In Tasmania, native gum trees that serve as the habitat for critically endangered swift parrots are being cut down.
Tasmania Logs Native Gum Trees
Remote wilderness is captured by Tasmanian wildlife photographer Rob Blakers. He photographed endangered swift parrots last summer.
Due to a sense of necessity when the Tasmanian government's logging agency, Sustainable Timber Tasmania, started falling trees in the region as part of its native forest logging program, he now faces arrest for opposing logging in the same area.
He claimed that by logging in an area where there were more than eight trees per hectare with a trunk diameter of at least 70 cm, the timber agency had violated its own regulations.
He also said that 35 meters away from the nesting tree he photographed, trees had been cut down when a buffer of at least 50m is required per the agency's regulations.
The 65-year-old Blakers has not been detained since joining the demonstrations against the Gordon-below-Franklin dam in Tasmania's wilderness in December 1982.
Critically Endangered Birds Swift Parrots in Migrations
At the time of the logging, there were no swift parrots in the region. This is because the species spends the winters in New South Wales and Victoria and the summers nesting in various Tasmanian woods depending on where its primary food sources, blue and black gums, are in bloom.
However, according to biologists, if the species is to survive, it cannot afford to lose any more of its Tasmanian summer habitat.
According to a CSIRO publication from 2021, there were only about 750 swift parrots left, compared to 2,000 a decade earlier.

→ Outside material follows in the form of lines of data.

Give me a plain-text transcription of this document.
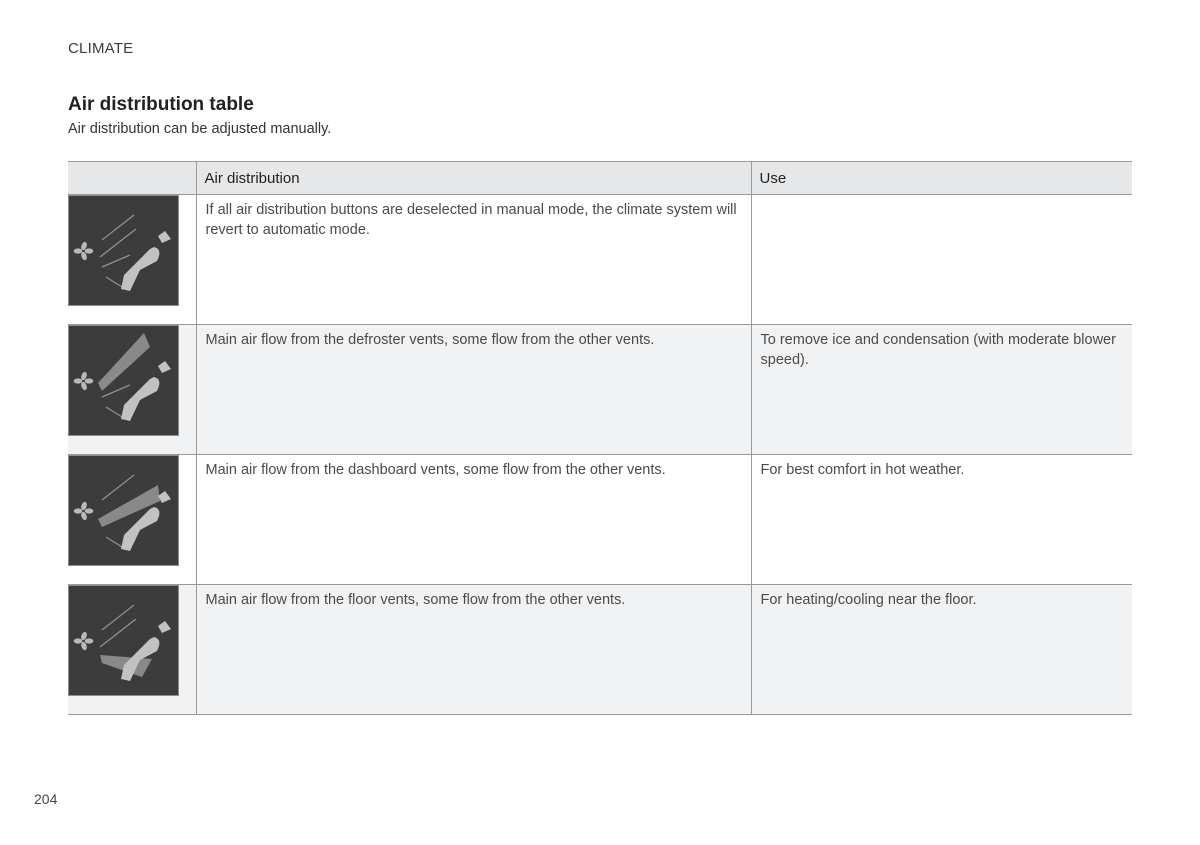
CLIMATE
Air distribution table

Air distribution can be adjusted manually.

	Air distribution	Use

If all air distribution buttons are deselected in manual mode, the climate system will revert to automatic mode.	

Main air flow from the defroster vents, some flow from the other vents.	To remove ice and condensation (with moderate blower speed).

Main air flow from the dashboard vents, some flow from the other vents.	For best comfort in hot weather.

Main air flow from the floor vents, some flow from the other vents.	For heating/cooling near the floor.
204
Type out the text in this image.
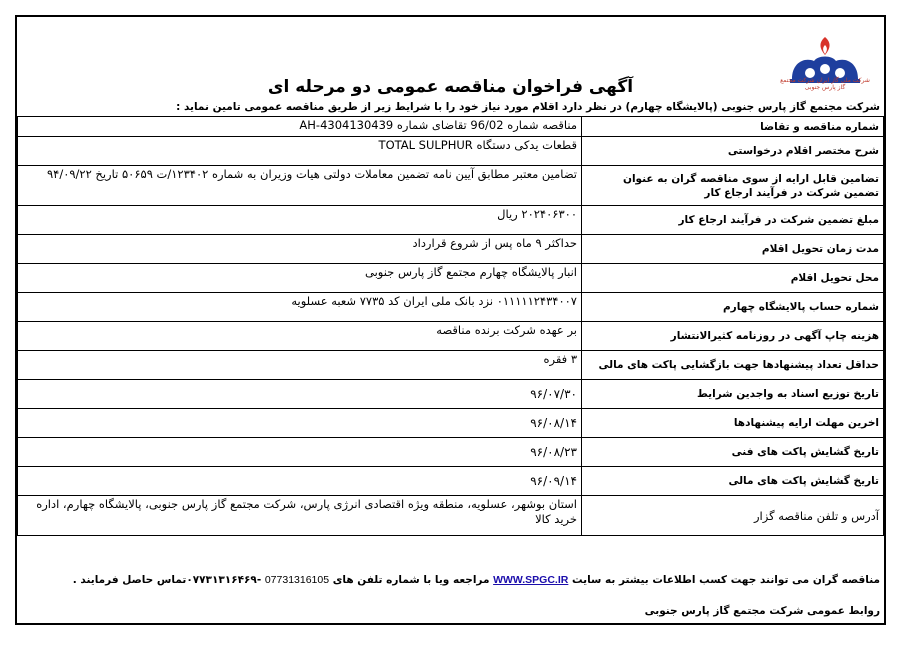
شرکت ملی گاز ایران شرکت مجتمع گاز پارس جنوبی
آگهی فراخوان مناقصه عمومی دو مرحله ای
شرکت مجتمع گاز پارس جنوبی (پالایشگاه چهارم) در نظر دارد اقلام مورد نیاز خود را با شرایط زیر از طریق مناقصه عمومی تامین نماید :
شماره مناقصه و تقاضا	مناقصه شماره 96/02 تقاضای شماره 4304130439-AH
شرح مختصر اقلام درخواستی	قطعات یدکی دستگاه TOTAL SULPHUR
تضامین قابل ارایه از سوی مناقصه گران به عنوان تضمین شرکت در فرآیند ارجاع کار	تضامین معتبر مطابق آیین نامه تضمین معاملات دولتی هیات وزیران به شماره ۱۲۳۴۰۲/ت ۵۰۶۵۹ تاریخ ۹۴/۰۹/۲۲
مبلغ تضمین شرکت در فرآیند ارجاع کار	۲۰۲۴۰۶۳۰۰ ریال
مدت زمان تحویل اقلام	حداکثر ۹ ماه پس از شروع قرارداد
محل تحویل اقلام	انبار پالایشگاه چهارم مجتمع گاز پارس جنوبی
شماره حساب پالایشگاه چهارم	۰۱۱۱۱۱۲۴۳۴۰۰۷ نزد بانک ملی ایران کد ۷۷۳۵ شعبه عسلویه
هزینه چاپ آگهی در روزنامه کثیرالانتشار	بر عهده شرکت برنده مناقصه
حداقل تعداد پیشنهادها جهت بازگشایی پاکت های مالی	۳ فقره
تاریخ توزیع اسناد به واجدین شرایط	۹۶/۰۷/۳۰
اخرین مهلت ارایه پیشنهادها	۹۶/۰۸/۱۴
تاریخ گشایش پاکت های فنی	۹۶/۰۸/۲۳
تاریخ گشایش پاکت های مالی	۹۶/۰۹/۱۴
آدرس و تلفن مناقصه گزار	استان بوشهر، عسلویه، منطقه ویژه اقتصادی انرژی پارس، شرکت مجتمع گاز پارس جنوبی، پالایشگاه چهارم، اداره خرید کالا
مناقصه گران می توانند جهت کسب اطلاعات بیشتر به سایت WWW.SPGC.IR مراجعه ویا با شماره تلفن های 07731316105 -۰۷۷۳۱۳۱۶۴۶۹تماس حاصل فرمایند .
روابط عمومی شرکت مجتمع گاز پارس جنوبی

According to experts, forestry is the biggest threat to the species survival, and if nothing is done to increase its protection, it might go extinct in 10 years.
Habitat Loss
According to Blakers, the southeast corner of the coupe, which had been teeming with swift parrots all summer, has been heavily logged. Almost all of the enormous trees in this area have been cut down. .
The few older trees that are still standing are isolated and susceptible to wind damage.
Suzette Weeding, the Sustainable Timber Tasmania general manager, stated that the area's logging was being done in keeping with a certified forest practices plan.
She claimed that included making arrangements to keep particular Brooker's gum patches, which have been recognized as habitats for swift parrot foraging.
Weeding noted that the approved forest practices plan specifies that the harvest area has been restricted to areas near known or confirmed swift parrot nesting trees
The swift parrot habitat in the region will continue to be protected thanks to these operational provisions, The Guardian reported.
From the current situation, Tasmania's logging sector is free from the national environmental regulations that would otherwise safeguard the Swift Parrot's vital breeding and foraging habitat.
Swift Parrots are in danger of going extinct due to the increased logging of native forests, which has destroyed thousands of hectares in recent decades.
Once the Swift Parrots have left these forests for their overwintering area in southeast Australia, logging that had been put on hold for the summer in those forests usually starts up again.
Systematic conversion of old, hollow-bearing trees' vital breeding and foraging grounds into tree farms with persistently young saplings that are harmful to nesting is occurring, claimed Wild Island Tasmania.